Avon is an old Celtic word for river, so Stratford-upon-Avon means the road crossing the river. As we sit by the quietly flowing water with just the swans and ducks for company, I am struck by the sheer natural beauty of the scene. This is the place that Shakespeare called home. And this was the nature he loved.

There is ample evidence that he drew inspiration from nature in all her moods. While plot and character are central to his plays, their setting and season, described in loving detail, make them spectacular.

“There is a willow grows, aslant the brook,

That shows his hour leaves in the glassy stream;

There with fantastic garlands did she come,

Of cornflowers, nettles, daises and long-purples,

That liberal shepherd give a grosser name.”

Hamlet, Act.IV, Scene VII


“The ousel-cock, so black of hue

With orange, tawny bill,

The throstle with his his note so true,

The wren with little quill

The finch, the sparrow, and the lark

The plain song cuckoo grey;

Whose note full many a man doth mark

And dares not answer, nay”

Midsummer Night’s Dream Act. III, Scene 1.


“I know a bank where the wild thyme blows,

Where oxslips and the nodding violet grows:

Quite over-canopied with luscious woodbine

With sweet musk-roses, and with eglantine”

A Midsummer Night’s Dream Act. II, Scene I.

After all these centuries, the lilt, cadence and vivid imagery remain fresh. As does the scenic beauty of Avon and its environs. For all the changes wrought in the world outside, this place is still virginal. The source of Shakespeare’s inspiration is intact. I cannot help but compare it to another riverside scene halfway across the globe, in Agra, India. The Taj Mahal and the River Yamuna. In one corner of the world, beauty is celebrated by preservation. In another, beauty is desecrated by squalor.
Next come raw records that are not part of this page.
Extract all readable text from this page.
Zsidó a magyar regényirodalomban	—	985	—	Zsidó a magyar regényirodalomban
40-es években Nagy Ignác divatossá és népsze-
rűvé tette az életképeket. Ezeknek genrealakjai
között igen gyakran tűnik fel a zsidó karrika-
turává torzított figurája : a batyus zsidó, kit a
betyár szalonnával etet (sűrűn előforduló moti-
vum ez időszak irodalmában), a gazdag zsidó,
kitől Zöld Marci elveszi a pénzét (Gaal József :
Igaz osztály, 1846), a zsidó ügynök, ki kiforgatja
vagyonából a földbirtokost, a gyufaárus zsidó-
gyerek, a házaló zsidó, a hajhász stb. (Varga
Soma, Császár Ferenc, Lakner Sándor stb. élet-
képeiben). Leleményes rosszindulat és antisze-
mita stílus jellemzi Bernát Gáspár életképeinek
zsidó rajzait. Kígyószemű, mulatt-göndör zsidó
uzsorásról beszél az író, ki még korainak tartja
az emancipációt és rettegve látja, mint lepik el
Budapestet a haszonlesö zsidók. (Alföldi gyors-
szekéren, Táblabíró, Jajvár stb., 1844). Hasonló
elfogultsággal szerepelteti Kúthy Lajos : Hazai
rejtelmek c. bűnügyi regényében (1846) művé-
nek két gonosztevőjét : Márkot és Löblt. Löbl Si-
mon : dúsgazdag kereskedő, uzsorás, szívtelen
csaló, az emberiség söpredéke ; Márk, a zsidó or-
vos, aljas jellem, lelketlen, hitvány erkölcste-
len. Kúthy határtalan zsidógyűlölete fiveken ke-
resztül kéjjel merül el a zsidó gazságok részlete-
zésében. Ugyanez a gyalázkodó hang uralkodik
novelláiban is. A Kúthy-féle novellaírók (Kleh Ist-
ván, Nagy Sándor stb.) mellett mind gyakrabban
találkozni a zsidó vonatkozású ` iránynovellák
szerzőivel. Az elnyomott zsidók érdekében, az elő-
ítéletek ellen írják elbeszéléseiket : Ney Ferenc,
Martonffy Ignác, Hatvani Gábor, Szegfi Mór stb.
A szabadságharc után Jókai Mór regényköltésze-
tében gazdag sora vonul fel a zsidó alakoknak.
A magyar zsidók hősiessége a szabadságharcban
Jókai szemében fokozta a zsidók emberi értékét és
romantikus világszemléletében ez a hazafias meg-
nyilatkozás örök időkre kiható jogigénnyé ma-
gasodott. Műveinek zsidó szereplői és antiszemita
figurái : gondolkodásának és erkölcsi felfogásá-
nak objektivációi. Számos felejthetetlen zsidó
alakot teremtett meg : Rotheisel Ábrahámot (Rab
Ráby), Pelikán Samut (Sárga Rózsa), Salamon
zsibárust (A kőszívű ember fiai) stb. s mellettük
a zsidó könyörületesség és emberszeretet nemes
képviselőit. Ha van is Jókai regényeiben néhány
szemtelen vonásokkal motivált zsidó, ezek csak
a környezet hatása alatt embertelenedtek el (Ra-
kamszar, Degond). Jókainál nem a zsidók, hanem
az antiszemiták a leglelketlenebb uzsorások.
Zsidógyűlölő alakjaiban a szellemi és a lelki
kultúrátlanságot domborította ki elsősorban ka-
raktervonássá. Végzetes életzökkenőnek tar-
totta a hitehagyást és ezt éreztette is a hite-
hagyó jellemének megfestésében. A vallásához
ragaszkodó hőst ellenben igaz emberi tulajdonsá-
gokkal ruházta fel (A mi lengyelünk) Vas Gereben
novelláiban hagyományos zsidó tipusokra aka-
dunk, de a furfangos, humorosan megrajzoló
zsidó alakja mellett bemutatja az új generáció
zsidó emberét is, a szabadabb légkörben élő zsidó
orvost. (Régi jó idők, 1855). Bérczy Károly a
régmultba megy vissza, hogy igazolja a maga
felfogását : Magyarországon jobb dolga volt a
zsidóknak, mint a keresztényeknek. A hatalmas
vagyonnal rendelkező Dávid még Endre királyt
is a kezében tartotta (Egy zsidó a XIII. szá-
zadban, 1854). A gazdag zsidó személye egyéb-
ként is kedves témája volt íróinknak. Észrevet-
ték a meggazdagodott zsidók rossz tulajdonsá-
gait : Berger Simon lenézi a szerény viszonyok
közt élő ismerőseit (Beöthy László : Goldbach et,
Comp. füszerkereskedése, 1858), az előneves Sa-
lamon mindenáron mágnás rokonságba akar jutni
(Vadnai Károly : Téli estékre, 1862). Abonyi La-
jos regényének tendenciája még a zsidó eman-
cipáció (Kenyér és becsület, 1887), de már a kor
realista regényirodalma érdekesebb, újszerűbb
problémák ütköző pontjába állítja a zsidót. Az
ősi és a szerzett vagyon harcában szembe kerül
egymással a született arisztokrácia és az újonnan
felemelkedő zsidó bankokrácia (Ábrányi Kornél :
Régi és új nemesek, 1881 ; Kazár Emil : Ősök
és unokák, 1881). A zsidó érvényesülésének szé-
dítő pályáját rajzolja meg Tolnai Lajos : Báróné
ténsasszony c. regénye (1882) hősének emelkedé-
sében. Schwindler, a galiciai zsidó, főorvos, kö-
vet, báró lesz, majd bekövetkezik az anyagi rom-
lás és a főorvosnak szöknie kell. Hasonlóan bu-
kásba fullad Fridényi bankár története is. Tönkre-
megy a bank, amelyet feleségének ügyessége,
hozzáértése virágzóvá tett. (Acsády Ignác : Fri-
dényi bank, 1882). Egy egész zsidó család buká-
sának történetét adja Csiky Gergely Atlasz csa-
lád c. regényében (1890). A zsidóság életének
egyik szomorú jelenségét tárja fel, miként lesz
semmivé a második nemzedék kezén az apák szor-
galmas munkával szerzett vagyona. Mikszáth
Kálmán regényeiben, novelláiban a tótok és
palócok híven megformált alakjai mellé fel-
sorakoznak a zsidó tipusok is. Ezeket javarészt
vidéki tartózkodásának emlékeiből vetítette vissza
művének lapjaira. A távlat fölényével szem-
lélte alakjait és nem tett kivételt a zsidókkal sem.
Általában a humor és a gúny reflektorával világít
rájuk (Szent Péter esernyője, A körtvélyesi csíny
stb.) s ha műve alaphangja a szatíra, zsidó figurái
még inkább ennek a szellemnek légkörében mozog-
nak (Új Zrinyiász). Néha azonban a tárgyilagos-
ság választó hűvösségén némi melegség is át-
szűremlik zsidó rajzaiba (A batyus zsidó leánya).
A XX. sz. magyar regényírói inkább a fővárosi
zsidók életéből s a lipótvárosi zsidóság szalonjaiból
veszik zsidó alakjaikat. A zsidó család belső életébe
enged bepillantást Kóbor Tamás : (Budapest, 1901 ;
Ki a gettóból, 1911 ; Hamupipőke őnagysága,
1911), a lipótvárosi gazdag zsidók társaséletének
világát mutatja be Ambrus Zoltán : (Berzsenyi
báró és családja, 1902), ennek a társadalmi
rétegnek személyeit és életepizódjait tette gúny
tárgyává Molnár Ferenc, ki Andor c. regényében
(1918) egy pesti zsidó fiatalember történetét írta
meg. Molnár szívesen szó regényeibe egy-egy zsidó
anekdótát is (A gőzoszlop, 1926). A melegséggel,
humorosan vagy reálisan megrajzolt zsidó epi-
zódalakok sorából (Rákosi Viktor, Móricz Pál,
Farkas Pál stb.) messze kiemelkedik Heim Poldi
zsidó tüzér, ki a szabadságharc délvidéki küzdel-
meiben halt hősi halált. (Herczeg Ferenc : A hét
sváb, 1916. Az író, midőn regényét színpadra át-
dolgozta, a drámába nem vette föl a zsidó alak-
Leaden-footed we walk down the river to Holy Trinity Church, the last earthly resting place of William Shakespeare. A stone slab next to his grave displays his epitaph, or is it a warning from beyond the veil?
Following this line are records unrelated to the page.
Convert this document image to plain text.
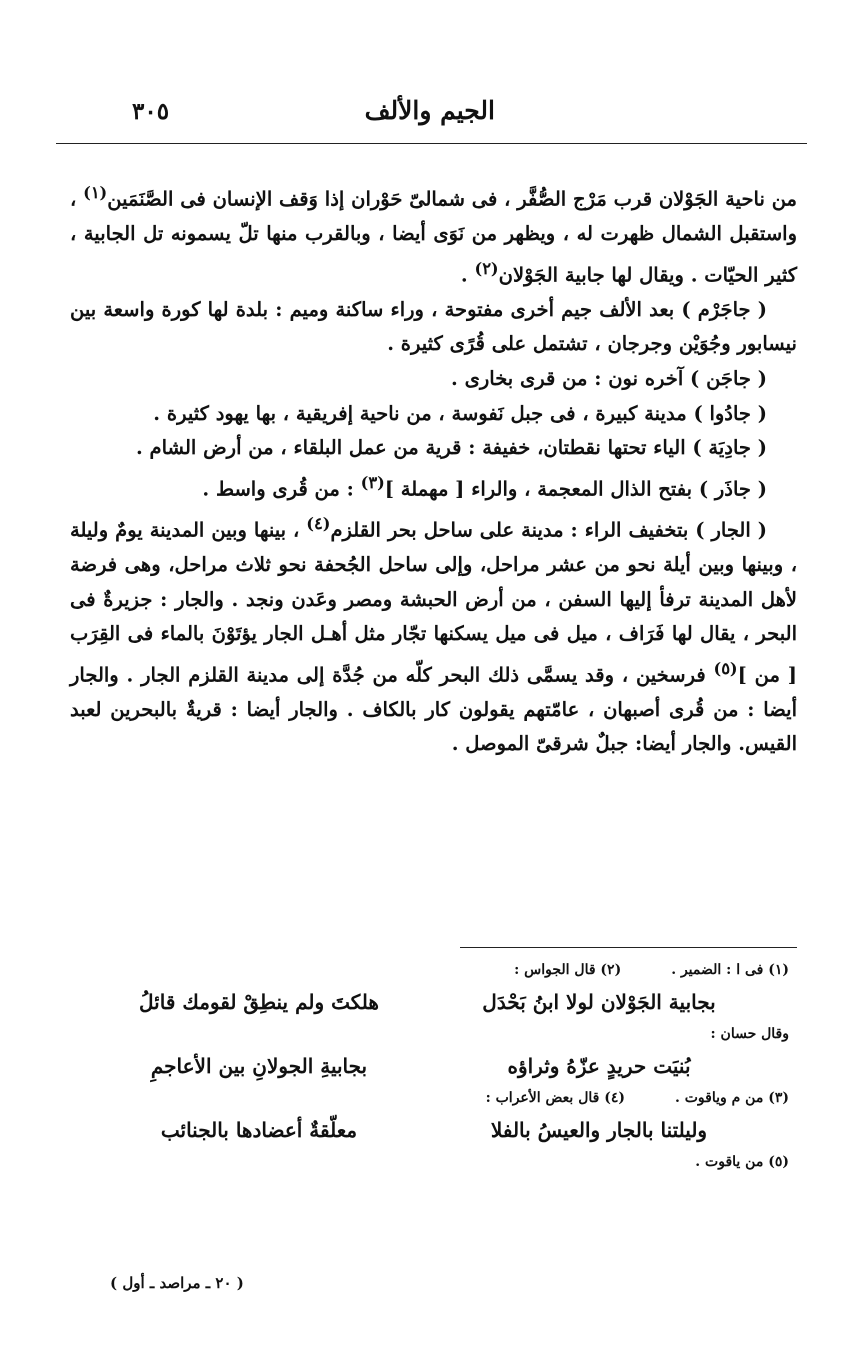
الجيم والألف
٣٠٥

من ناحية الجَوْلان قرب مَرْج الصُّفَّر ، فى شمالىّ حَوْران إذا وَقف الإنسان فى الصَّنَمَين$^{(١)}$ ، واستقبل الشمال ظهرت له ، ويظهر من نَوَى أيضا ، وبالقرب منها تلّ يسمونه تل الجابية ، كثير الحيّات . ويقال لها جابية الجَوْلان$^{(٢)}$ .

( جاجَرْم ) بعد الألف جيم أخرى مفتوحة ، وراء ساكنة وميم : بلدة لها كورة واسعة بين نيسابور وجُوَيْن وجرجان ، تشتمل على قُرًى كثيرة .

( جاجَن ) آخره نون : من قرى بخارى .

( جادُوا ) مدينة كبيرة ، فى جبل نَفوسة ، من ناحية إفريقية ، بها يهود كثيرة .

( جادِيَة ) الياء تحتها نقطتان، خفيفة : قرية من عمل البلقاء ، من أرض الشام .

( جاذَر ) بفتح الذال المعجمة ، والراء [ مهملة ]$^{(٣)}$ : من قُرى واسط .

( الجار ) بتخفيف الراء : مدينة على ساحل بحر القلزم$^{(٤)}$ ، بينها وبين المدينة يومٌ وليلة ، وبينها وبين أيلة نحو من عشر مراحل، وإلى ساحل الجُحفة نحو ثلاث مراحل، وهى فرضة لأهل المدينة ترفأ إليها السفن ، من أرض الحبشة ومصر وعَدن ونجد . والجار : جزيرةٌ فى البحر ، يقال لها فَرَاف ، ميل فى ميل يسكنها تجّار مثل أهـل الجار يؤتَوْنَ بالماء فى القِرَب [ من ]$^{(٥)}$ فرسخين ، وقد يسمَّى ذلك البحر كلّه من جُدَّة إلى مدينة القلزم الجار . والجار أيضا : من قُرى أصبهان ، عامّتهم يقولون كار بالكاف . والجار أيضا : قريةٌ بالبحرين لعبد القيس. والجار أيضا: جبلٌ شرقىّ الموصل .

(١) فى ا : الضمير .(٢) قال الجواس :
بجابية الجَوْلان لولا ابنُ بَحْدَل
هلكتَ ولم ينطِقْ لقومك قائلُ
وقال حسان :
بُنيَت حريدٍ عزّهُ وثراؤه
بجابيةِ الجولانِ بين الأعاجمِ
(٣) من م وياقوت .(٤) قال بعض الأعراب :
وليلتنا بالجار والعيسُ بالفلا
معلّقةٌ أعضادها بالجنائب
(٥) من ياقوت .
( ٢٠ ـ مراصد ـ أول )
“Good friend for Jesus sake forbeare

To digg the dust encloased heare

Bleste be ye man that spares these stones

And curst be he that moves my bones”

It’s almost time to leave. A hot cuppa would go down nicely, we decide. We sink thankfully into comfortable chairs when a rather substantial matron rings a bell vigorously. “Last of the day’s Cornish pasties, one pound each” she advertises.

Some things are just the same, in any part of the world.